La comunità parrocchiale di San Sabino ha accolto fraternamente l’Arcivescovo Angelo Spina che lunedì pomeriggio (12 settembre) ha incontrato il consiglio pastorale e ha presieduto la Santa Messa, con cui ha avuto inizio la sua visita pastorale nella parrocchia di Osimo. La chiesa, dedicata a San Sabino, ha iniziato i festeggiamenti per i 300 anni della sua fondazione e, nel suo territorio, vivono tante famiglie giovani (i bambini del catechismo sono circa 120), ci sono due case di riposo e i Vigili del Fuoco del distaccamento di San Sabino che Mons. Angelo Spina incontrerà questa settimana, in occasione della visita pastorale.
Intanto il primo incontro di lunedì 12 settembre è stato quello con il consiglio pastorale, formato da alcuni rappresentanti dei gruppi presenti nella parrocchia, come ha spiegato il parroco Padre Jesudas Arackaparambil Chacko che ha introdotto l’incontro.

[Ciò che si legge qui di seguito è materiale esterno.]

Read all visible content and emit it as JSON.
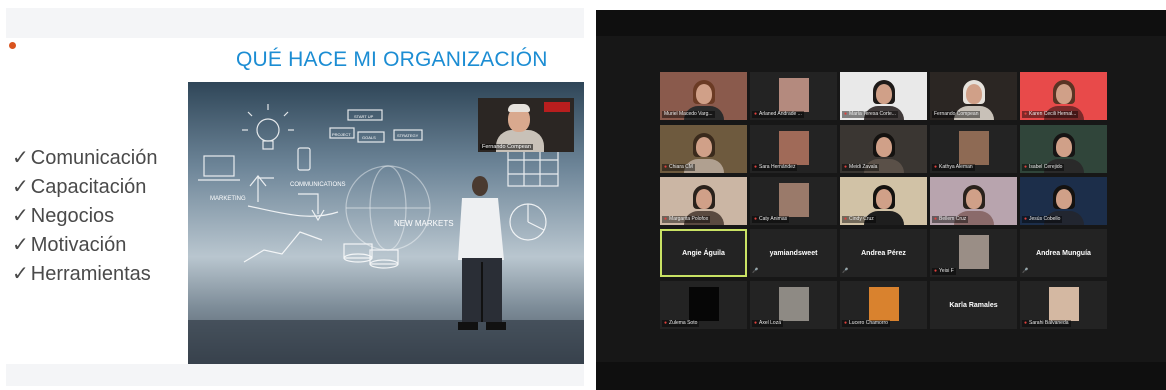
{
  "slide": {
    "title": "QUÉ HACE MI ORGANIZACIÓN",
    "check_mark": "✓",
    "bullets": [
      "Comunicación",
      "Capacitación",
      "Negocios",
      "Motivación",
      "Herramientas"
    ],
    "image_labels": [
      "MARKETING",
      "COMMUNICATIONS",
      "NEW MARKETS",
      "START UP",
      "GOALS",
      "PROJECT",
      "STRATEGY"
    ],
    "presenter_name": "Fernando Compean",
    "accent_color": "#1c8dd3"
  },
  "gallery": {
    "mic_icon": "mic-muted-icon",
    "rows": [
      [
        {
          "name": "Muriel Macedo Varg...",
          "type": "video",
          "bg": "#8a5a4c",
          "hair": "#6b3b24",
          "body": "#2b2b2b",
          "muted": false
        },
        {
          "name": "Arlaned Andrade ...",
          "type": "thumb",
          "bg": "#232323",
          "thumb": "#b48a7e",
          "muted": true
        },
        {
          "name": "María Teresa Corte...",
          "type": "video",
          "bg": "#e9e9e9",
          "hair": "#1e1a18",
          "body": "#403a3a",
          "muted": true
        },
        {
          "name": "Fernando Compean",
          "type": "video",
          "bg": "#2b2623",
          "hair": "#e6e2dc",
          "body": "#c8c1b8",
          "muted": false
        },
        {
          "name": "Karen Cecili Hernal...",
          "type": "video",
          "bg": "#e84a4a",
          "hair": "#5a3424",
          "body": "#7a2a2a",
          "muted": true
        }
      ],
      [
        {
          "name": "Chiara CM",
          "type": "video",
          "bg": "#6e5a3e",
          "hair": "#3a2a1c",
          "body": "#b0a090",
          "muted": true
        },
        {
          "name": "Sara Hernández",
          "type": "thumb",
          "bg": "#232323",
          "thumb": "#a06a58",
          "muted": true
        },
        {
          "name": "Meidi Zavala",
          "type": "video",
          "bg": "#3a3632",
          "hair": "#141210",
          "body": "#5a5048",
          "muted": true
        },
        {
          "name": "Kathya Aleman",
          "type": "thumb",
          "bg": "#232323",
          "thumb": "#8e6a54",
          "muted": true
        },
        {
          "name": "Isabel Cerejido",
          "type": "video",
          "bg": "#30453a",
          "hair": "#161414",
          "body": "#2a2a2a",
          "muted": true
        }
      ],
      [
        {
          "name": "Margarita Polofox",
          "type": "video",
          "bg": "#cbb6a4",
          "hair": "#2a221c",
          "body": "#5a4a40",
          "muted": true
        },
        {
          "name": "Caty Animas",
          "type": "thumb",
          "bg": "#232323",
          "thumb": "#9a7a6a",
          "muted": true
        },
        {
          "name": "Cindy Cruz",
          "type": "video",
          "bg": "#d1c2a6",
          "hair": "#141210",
          "body": "#1e1e1e",
          "muted": true
        },
        {
          "name": "Bellem Cruz",
          "type": "video",
          "bg": "#b8a4ae",
          "hair": "#2a221c",
          "body": "#8a6a6a",
          "muted": true
        },
        {
          "name": "Jesús Cobello",
          "type": "video",
          "bg": "#1c2e4a",
          "hair": "#141210",
          "body": "#222630",
          "muted": true
        }
      ],
      [
        {
          "name": "Angie Águila",
          "type": "name",
          "muted": false,
          "active": true
        },
        {
          "name": "yamiandsweet",
          "type": "name",
          "muted": true
        },
        {
          "name": "Andrea Pérez",
          "type": "name",
          "muted": true
        },
        {
          "name": "Yeisi F",
          "type": "thumb",
          "bg": "#232323",
          "thumb": "#9a8e86",
          "muted": true
        },
        {
          "name": "Andrea Munguía",
          "type": "name",
          "muted": true
        }
      ],
      [
        {
          "name": "Zulema Soto",
          "type": "thumb",
          "bg": "#232323",
          "thumb": "#060606",
          "muted": true
        },
        {
          "name": "Axel Loza",
          "type": "thumb",
          "bg": "#232323",
          "thumb": "#8e8a84",
          "muted": true
        },
        {
          "name": "Lucero Chamorro",
          "type": "thumb",
          "bg": "#232323",
          "thumb": "#d9822e",
          "muted": true
        },
        {
          "name": "Karla Ramales",
          "type": "name",
          "muted": false,
          "plain": true
        },
        {
          "name": "Sarahi Balvaneda",
          "type": "thumb",
          "bg": "#232323",
          "thumb": "#d4b8a2",
          "muted": true
        }
      ]
    ]
  }
}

A loro l’Arcivescovo ha ricordato che «la Chiesa è formata da persone chiamate da Dio a vivere la comunione e il comandamento dell’amore. La parola “parrocchia” significa casa tra le case, proprio perché è chiamata a creare comunione, e il compito del consiglio pastorale è annunciare il Vangelo. La Chiesa sta vivendo il cammino sinodale, che significa camminare insieme. Il consiglio pastorale cammina quindi insieme al parroco, lo consiglia e lo sostiene. Nella comunità parrocchiale siamo chiamati ad essere missionari, a portare il Vangelo». Durante l’incontro si è parlato anche di come coinvolgere i giovani e le famiglie e l’Arcivescovo ha sottolineato che la fede «non è un’imposizione, perché la Chiesa crede e cresce per attrazione».
Dopo l’incontro è iniziata la Santa Messa con il rito di accoglienza: Mons. Angelo Spina ha baciato il Crocifisso, ha asperso i fedeli con l’acqua benedetta e ha fatto una breve sosta di silenziosa adorazione davanti al Santissimo Sacramento. Il parroco Padre Jesudas, a nome di tutta la comunità, ha dato il benvenuto all’Arcivescovo e ha raccontato la storia della parrocchia, «costruita nel 1723, anche se le origini sono ancora più antiche perché già nel 1589 una chiesa fu eretta a San Sabino». Padre Jesudas ha anche ringraziato l’Arcivescovo per la sua presenza che «ci aiuterà a crescere nella fede operosa e viva e nell’amore verso Dio e tra di noi» e ha presentato i gruppi gruppi presenti nella parrocchia: i catechisti ai quali sono affidati circa 120 bambini, tre ministri della comunione e due lettori che stanno completando la formazione, alcune persone che si sono rese disponibili per le pulizie, il coro, il gruppo dei festarini e il gruppo degli adulti che si riunisce settimanalmente per riflettere sulle letture della liturgia domenicale.
L’Arcivescovo ha salutato tutti i fedeli e durante l’omelia, facendo riferimento al Vangelo e alla guarigione del servo del centurione, li ha invitati ad interrogarsi sulla propria fede e ha fatto la prima catechesi sul Credo. «La fede è un dono di Dio che abbiamo ricevuto il giorno del battesimo – ha spiegato – insieme alla speranza e alla carità. Qual è la differenza tra la religiosità naturale e la fede teologale che viene da Dio? Bisogna vedere se noi crediamo in Dio o a Dio. Credere in Dio significa credere che Dio esiste, ma ciò non basta. La fede cristiana è credere a quello che Dio ci ha rivelato, alla Sua Parola che si è fatta carne in Gesù Cristo. Il centurione ha infatti creduto alle parole di Gesù e il servo è guarito». Da qui la spiegazione delle prime parole del Credo, che continuerà nel corso della settimana. «Credo in un solo Dio – ha spiegato – significa che ti fidi di Dio, non delle superstizioni o degli idoli che generano solo ansia e paura. La fede toglie l’ansia e la paura e rende liberi. Crediamo in Dio Padre Onnipotente, che ci ama sempre. Dio non è un padrone, è un Padre che ci ha donato la vita». L’Arcivescovo ha quindi invitato i presenti ad interrogarsi sulla propria fede e, facendo l’esempio della suora italiana morta qualche giorno fa durante un attentato in Mozambico, ha sottolineato che «la fede è ciò che per cui sei disposto a morire. La fede è un sì detto non per costrizione, ma per amore».